Hijacker captured after police commandos storm bus

GERMAN police stormed a hijacked city bus yesterday to end a nearly seven-hour hostage drama without bloodshed, freeing the remaining six hostages held by a man armed with a pistol.

Police commandos stormed the bus and captured the hijacker, who had freed most of his hostages after stopping the bus on an autobahn highway south of Hanover, police spokesman Walter Wollott said.

A television reporter at the scene said he heard no shots fired.

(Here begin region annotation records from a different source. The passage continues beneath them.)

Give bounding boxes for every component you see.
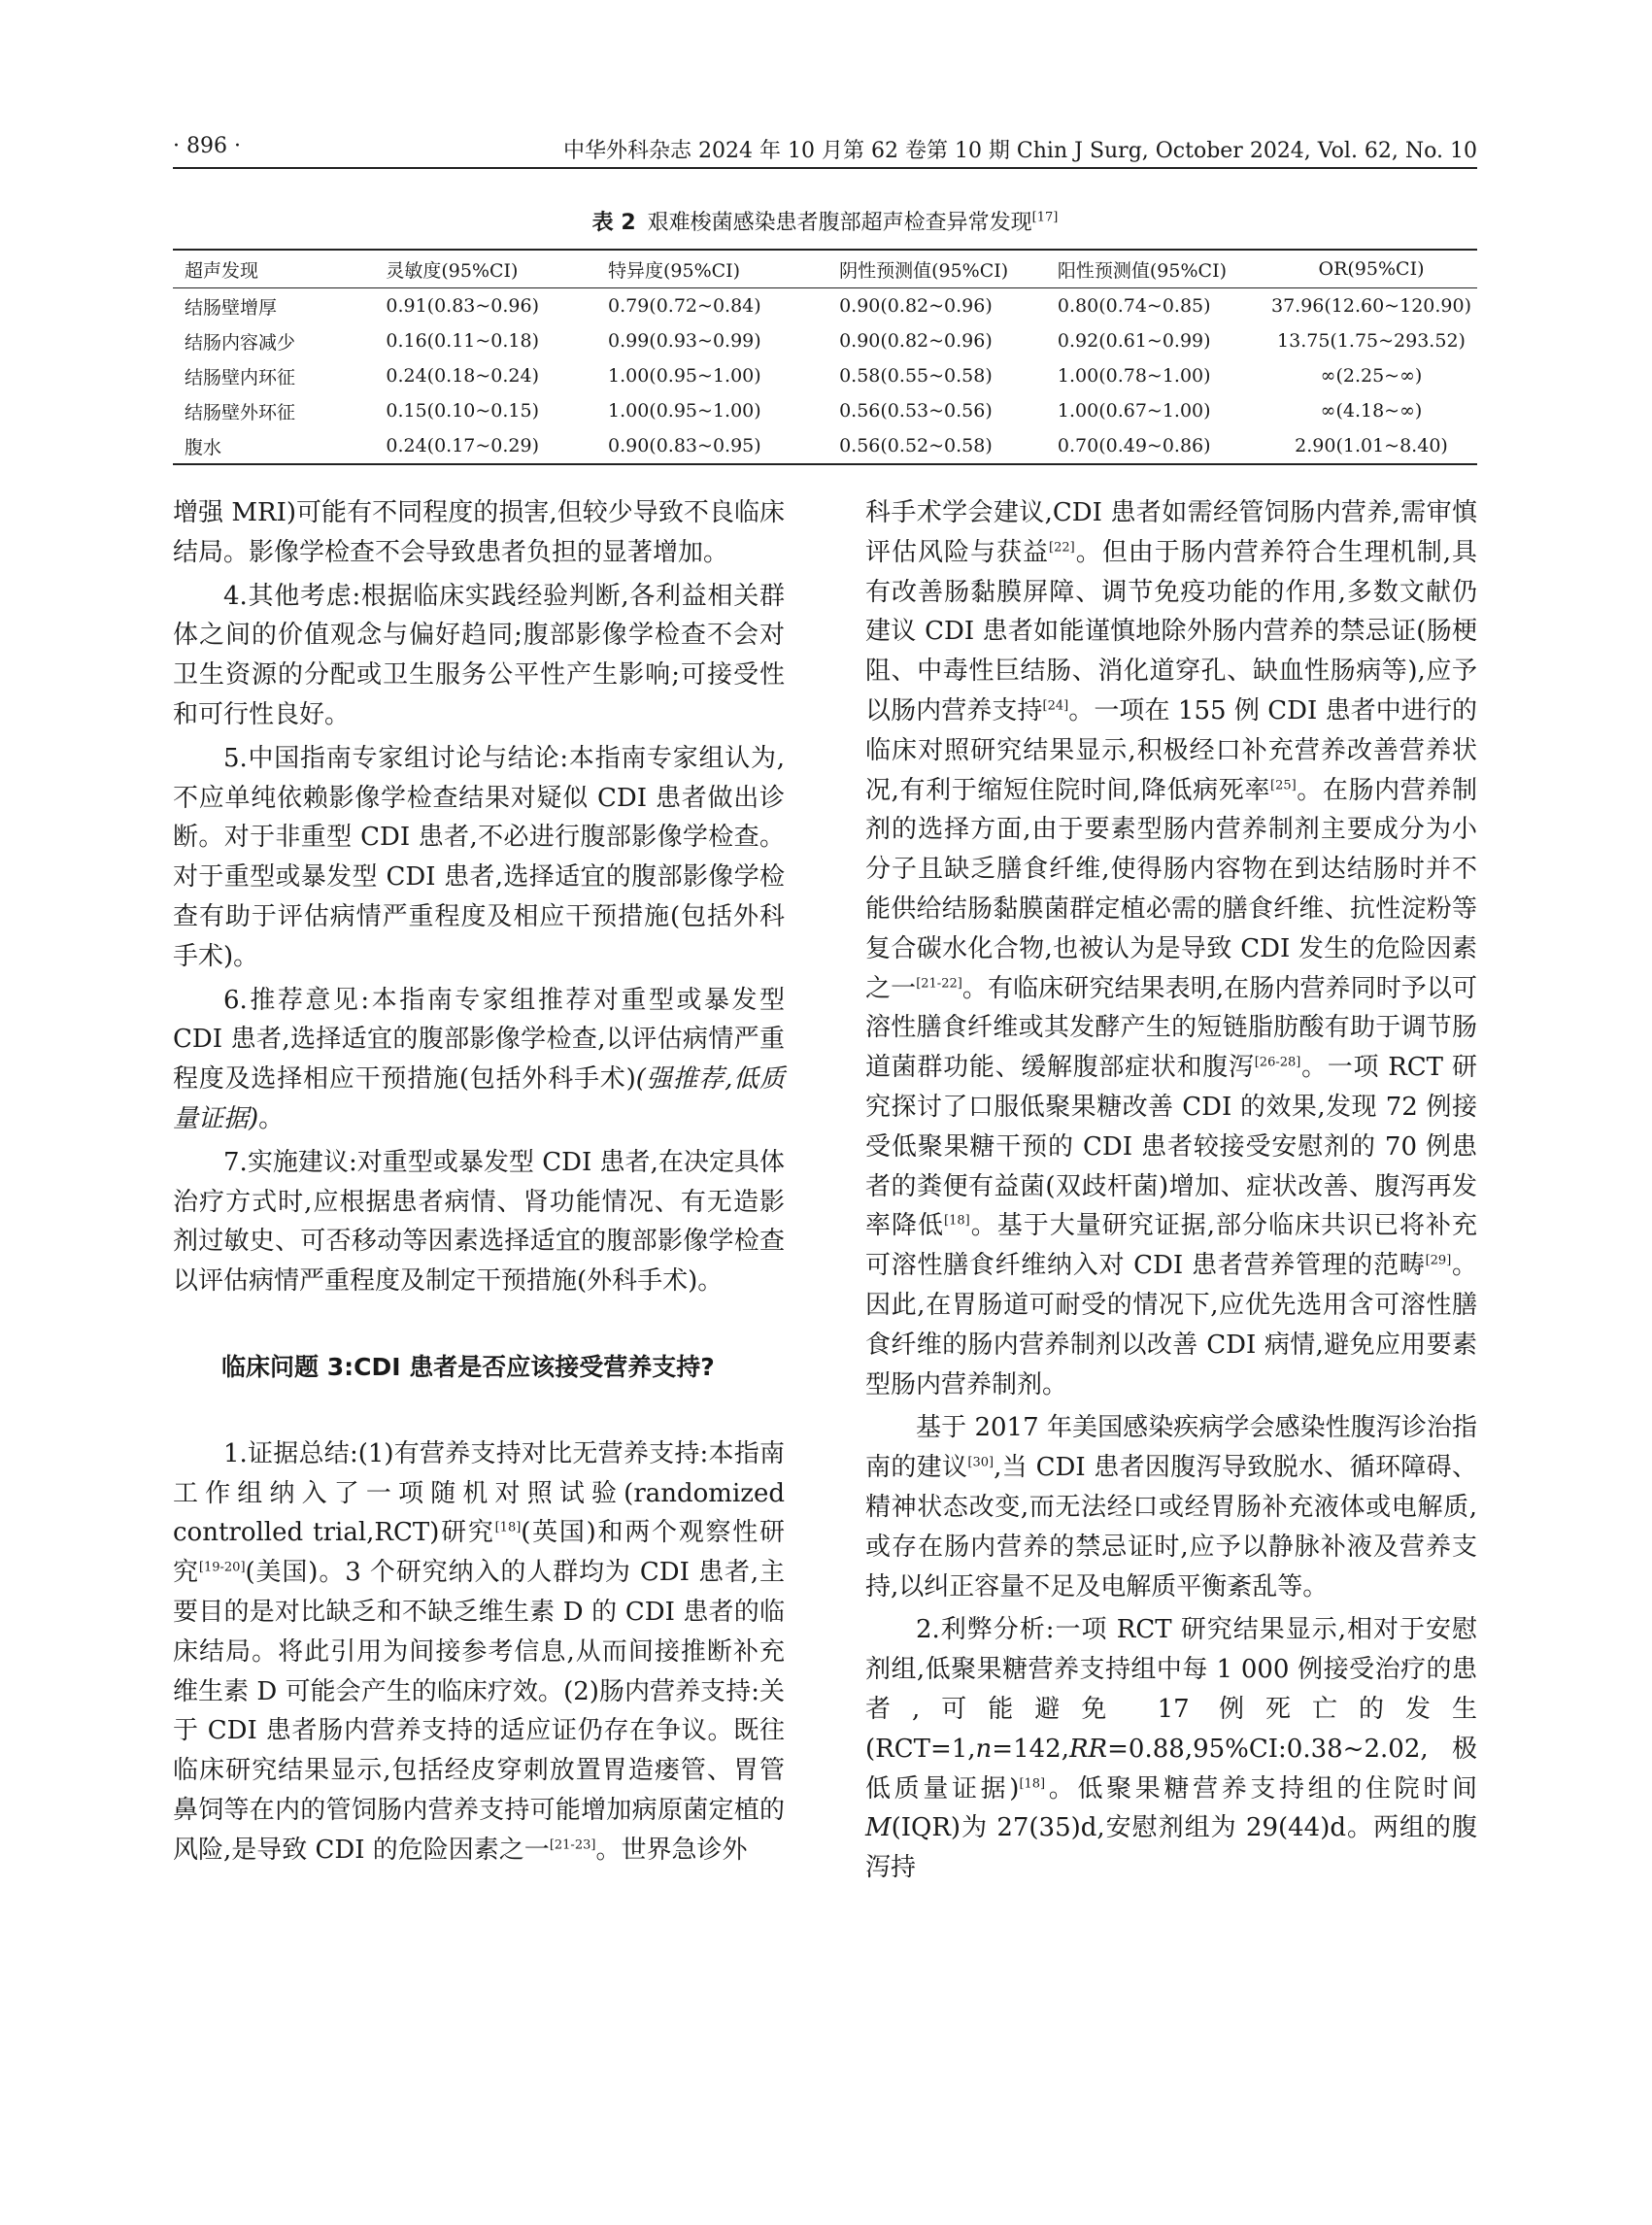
text-fragment: =0.88,95%CI:0.38~2.02,极低质量证据) (865, 1734, 1477, 1804)
text-fragment: 。一项在 155 例 CDI 患者中进行的临床对照研究结果显示,积极经口补充营养改善营养状况,有利于缩短住院时间,降低病死率 (865, 695, 1477, 805)
table-row (173, 428, 1477, 464)
paragraph-evidence-summary (173, 1434, 785, 1871)
paragraph-benefit-harm (865, 1610, 1477, 1888)
text-fragment: (美国)。3 个研究纳入的人群均为 CDI 患者,主要目的是对比缺乏和不缺乏维生素 D 的 CDI 患者的临床结局。将此引用为间接参考信息,从而间接推断补充维生素 D 可能会产生的临床疗效。(2)肠内营养支持:关于 CDI 患者肠内营养支持的适应证仍存在争议。既往临床研究结果显示,包括经皮穿刺放置胃造瘘管、胃管鼻饲等在内的管饲肠内营养支持可能增加病原菌定植的风险,是导致 CDI 的危险因素之一 (173, 1558, 785, 1865)
citation: [30] (967, 1455, 995, 1470)
text-fragment: 。因此,在胃肠道可耐受的情况下,应优先选用含可溶性膳食纤维的肠内营养制剂以改善 CDI 病情,避免应用要素型肠内营养制剂。 (865, 1251, 1477, 1399)
text-fragment: 。但由于肠内营养符合生理机制,具有改善肠黏膜屏障、调节免疫功能的作用,多数文献仍建议 CDI 患者如能谨慎地除外肠内营养的禁忌证(肠梗阻、中毒性巨结肠、消化道穿孔、缺血性肠病等),应予以肠内营养支持 (865, 537, 1477, 725)
col-header-specificity: 特异度(95%CI) (608, 259, 741, 282)
table-cell: 0.70(0.49~0.86) (1057, 435, 1211, 456)
table-cell: 37.96(12.60~120.90) (1270, 295, 1471, 317)
table-cell: 1.00(0.95~1.00) (608, 365, 761, 387)
text-fragment: 2.利弊分析:一项 RCT 研究结果显示,相对于安慰剂组,低聚果糖营养支持组中每 1 000 例接受治疗的患者,可能避免 17 例死亡的发生(RCT=1, (865, 1615, 1477, 1764)
text-fragment: M (865, 1813, 892, 1843)
citation: [19-20] (198, 1560, 246, 1575)
col-header-npv: 阴性预测值(95%CI) (839, 259, 1009, 282)
text-fragment: n (975, 1734, 993, 1764)
text-fragment: 。 (258, 1103, 285, 1133)
ultrasound-findings-table (173, 249, 1477, 465)
citation: [25] (1270, 777, 1297, 792)
citation: [18] (1019, 1775, 1046, 1791)
table-row (173, 288, 1477, 324)
table-cell: 0.56(0.52~0.58) (839, 435, 993, 456)
text-fragment: ,当 CDI 患者因腹泻导致脱水、循环障碍、精神状态改变,而无法经口或经胃肠补充液体或电解质,或存在肠内营养的禁忌证时,应予以静脉补液及营养支持,以纠正容量不足及电解质平衡紊乱等。 (865, 1453, 1477, 1601)
text-fragment: =142, (992, 1734, 1069, 1764)
table-cell: 0.99(0.93~0.99) (608, 330, 761, 352)
table-cell: 结肠壁增厚 (185, 296, 278, 319)
citation: [21-22] (916, 975, 962, 991)
citation: [26-28] (1254, 1055, 1301, 1070)
text-fragment: 。一项 RCT 研究探讨了口服低聚果糖改善 CDI 的效果,发现 72 例接受低聚果糖干预的 CDI 患者较接受安慰剂的 70 例患者的粪便有益菌(双歧杆菌)增加、症状改善、腹泻再发率降低 (865, 1053, 1477, 1241)
table-cell: 0.92(0.61~0.99) (1057, 330, 1211, 352)
recommendation-text: 6.推荐意见:本指南专家组推荐对重型或暴发型 CDI 患者,选择适宜的腹部影像学检查,以评估病情严重程度及选择相应干预措施(包括外科手术) (173, 985, 785, 1095)
citation: [22] (1049, 540, 1075, 556)
table-cell: 2.90(1.01~8.40) (1295, 435, 1448, 456)
table-cell: ∞(2.25~∞) (1320, 365, 1423, 387)
table-row (173, 358, 1477, 393)
text-fragment: (IQR)为 27(35)d,安慰剂组为 29(44)d。两组的腹泻持 (865, 1813, 1477, 1883)
paragraph-other-considerations: 4.其他考虑:根据临床实践经验判断,各利益相关群体之间的价值观念与偏好趋同;腹部影像学检查不会对卫生资源的分配或卫生服务公平性产生影响;可接受性和可行性良好。 (173, 581, 785, 729)
text-fragment: 科手术学会建议,CDI 患者如需经管饲肠内营养,需审慎评估风险与获益 (865, 498, 1477, 567)
table-cell: 结肠内容减少 (185, 331, 296, 354)
table-cell: 1.00(0.67~1.00) (1057, 400, 1211, 421)
table-cell: 0.24(0.18~0.24) (386, 365, 540, 387)
paragraph-implementation: 7.实施建议:对重型或暴发型 CDI 患者,在决定具体治疗方式时,应根据患者病情、肾功能情况、有无造影剂过敏史、可否移动等因素选择适宜的腹部影像学检查以评估病情严重程度及制定干预措施(外科手术)。 (173, 1147, 785, 1297)
col-header-sensitivity: 灵敏度(95%CI) (386, 259, 519, 282)
citation: [21-23] (549, 1837, 596, 1853)
table-cell: 0.91(0.83~0.96) (386, 295, 540, 317)
running-header (173, 134, 1477, 169)
table-cell: 0.56(0.53~0.56) (839, 400, 993, 421)
table-cell: 0.15(0.10~0.15) (386, 400, 540, 421)
text-fragment: 。世界急诊外 (595, 1835, 748, 1865)
header-rule (173, 167, 1477, 169)
table-cell: 腹水 (185, 436, 222, 458)
col-header-or: OR(95%CI) (1318, 258, 1425, 280)
table-caption-reference: [17] (1031, 210, 1059, 225)
table-cell: 0.16(0.11~0.18) (386, 330, 540, 352)
paragraph-imaging-burden: 增强 MRI)可能有不同程度的损害,但较少导致不良临床结局。影像学检查不会导致患者负担的显著增加。 (173, 498, 785, 567)
citation: [18] (944, 1213, 970, 1229)
table-cell: 0.79(0.72~0.84) (608, 295, 761, 317)
table-cell: 1.00(0.78~1.00) (1057, 365, 1211, 387)
journal-citation: 中华外科杂志 2024 年 10 月第 62 卷第 10 期 Chin J Surg, October 2024, Vol. 62, No. 10 (563, 139, 1477, 163)
table-cell: 0.90(0.82~0.96) (839, 330, 993, 352)
paragraph-recommendation (173, 981, 785, 1139)
table-title: 艰难梭菌感染患者腹部超声检查异常发现 (647, 211, 1032, 235)
table-cell: 结肠壁内环征 (185, 366, 296, 388)
table-cell: 1.00(0.95~1.00) (608, 400, 761, 421)
table-row (173, 323, 1477, 358)
citation: [24] (1042, 698, 1069, 714)
section-heading-question-3: 临床问题 3:CDI 患者是否应该接受营养支持? (221, 1352, 715, 1381)
table-cell: 0.24(0.17~0.29) (386, 435, 540, 456)
table-cell: 0.80(0.74~0.85) (1057, 295, 1211, 317)
text-fragment: (英国)和两个观察性研究 (173, 1518, 785, 1588)
table-header-row (173, 250, 1477, 288)
table-cell: 0.90(0.83~0.95) (608, 435, 761, 456)
text-fragment: RR (1068, 1734, 1108, 1764)
table-cell: 0.58(0.55~0.58) (839, 365, 993, 387)
text-fragment: 。有临床研究结果表明,在肠内营养同时予以可溶性膳食纤维或其发酵产生的短链脂肪酸有助于调节肠道菌群功能、缓解腹部症状和腹泻 (865, 973, 1477, 1083)
paragraph-enteral-nutrition (865, 493, 1477, 1404)
recommendation-grade: (强推荐,低质量证据) (173, 1064, 785, 1133)
right-column (865, 493, 1477, 1892)
table-caption (173, 206, 1477, 236)
citation: [29] (1425, 1253, 1452, 1268)
text-fragment: 基于 2017 年美国感染疾病学会感染性腹泻诊治指南的建议 (865, 1413, 1477, 1483)
table-cell: 结肠壁外环征 (185, 401, 296, 423)
paragraph-idsa-guideline (865, 1408, 1477, 1606)
text-fragment: 。在肠内营养制剂的选择方面,由于要素型肠内营养制剂主要成分为小分子且缺乏膳食纤维,使得肠内容物在到达结肠时并不能供给结肠黏膜菌群定植必需的膳食纤维、抗性淀粉等复合碳水化合物,也被认为是导致 CDI 发生的危险因素之一 (865, 775, 1477, 1003)
left-column (173, 493, 785, 1874)
col-header-finding: 超声发现 (185, 259, 259, 282)
text-fragment: 。基于大量研究证据,部分临床共识已将补充可溶性膳食纤维纳入对 CDI 患者营养管理的范畴 (865, 1211, 1477, 1281)
text-fragment: 1.证据总结:(1)有营养支持对比无营养支持:本指南工作组纳入了一项随机对照试验(randomized controlled trial,RCT)研究 (173, 1438, 785, 1548)
table-row (173, 393, 1477, 428)
page-number: · 896 · (173, 134, 241, 158)
text-fragment: 。低聚果糖营养支持组的住院时间 (1045, 1773, 1477, 1804)
paragraph-expert-conclusion: 5.中国指南专家组讨论与结论:本指南专家组认为,不应单纯依赖影像学检查结果对疑似 CDI 患者做出诊断。对于非重型 CDI 患者,不必进行腹部影像学检查。对于重型或暴发型 CDI 患者,选择适宜的腹部影像学检查有助于评估病情严重程度及相应干预措施(包括外科手术)。 (173, 743, 785, 971)
citation: [18] (494, 1520, 522, 1535)
col-header-ppv: 阳性预测值(95%CI) (1057, 259, 1227, 282)
table-cell: 0.90(0.82~0.96) (839, 295, 993, 317)
table-label: 表 2 (591, 211, 636, 235)
table-cell: 13.75(1.75~293.52) (1277, 330, 1466, 352)
table-cell: ∞(4.18~∞) (1320, 400, 1423, 421)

The hijacker was not injured in the storming, officials said.

The armed man hijacked a bus in the northern German city of Bremen yesterday, taking 18 passengers, including children, hostage and leading police on a cross-country highway chase.

The hijacker took a seat behind the driver, and with a gun trained on his back forced the bus onto the autobahn, with police cars and ambulances trailing at a distance.

After about two hours, the hijacker stopped the bus on the autobahn south of Hanover, a distance of about 75 miles, and began negotiating with authorities.

He asked for water, a mobile phone and a replacement bus driver and he demanded to speak to Bremen's mayor, Henning Scherf, police spokesman, Ronald Walter said.

His motives remained unclear.

The hijacker gradually freed 10 passengers after stopping, including a man suffering from faintness who police initially said had escaped.

Three passengers were freed or managed to flee at the start of the drama. Several children were among the last remaining captives, Wollott said earlier.

Police said the hijacker fired a shot, but the circumstances were unclear and authorities said they had no reports of injuries.

TV images showed the red-and-white bus speeding along the autobahn with a group of people huddled in the back apparently the hostages and the driver in a vest and tie, with the hijacker perched behind him in a dark shirt and baseball cap.

Police cars ringed the halted bus on a six-lane stretch and authorities closed off the autobahn in both directions near the town of Algermissen, causing huge traffic jams in the Friday afternoon rush hour.

Police said the bus driver contacted them soon after starting his trip at 9.17am, saying he was diverting from his normal route.

A sign at the front of the bus gave the original destination as Bremen's main train station.

Police established telephone contact with the hijacker, described by witnesses as a man with Mediterranean features and about 20 to 25 years old, police spokesman Heiner Melloh said.

Police were trying to persuade the man to surrender without bloodshed, Melloh said.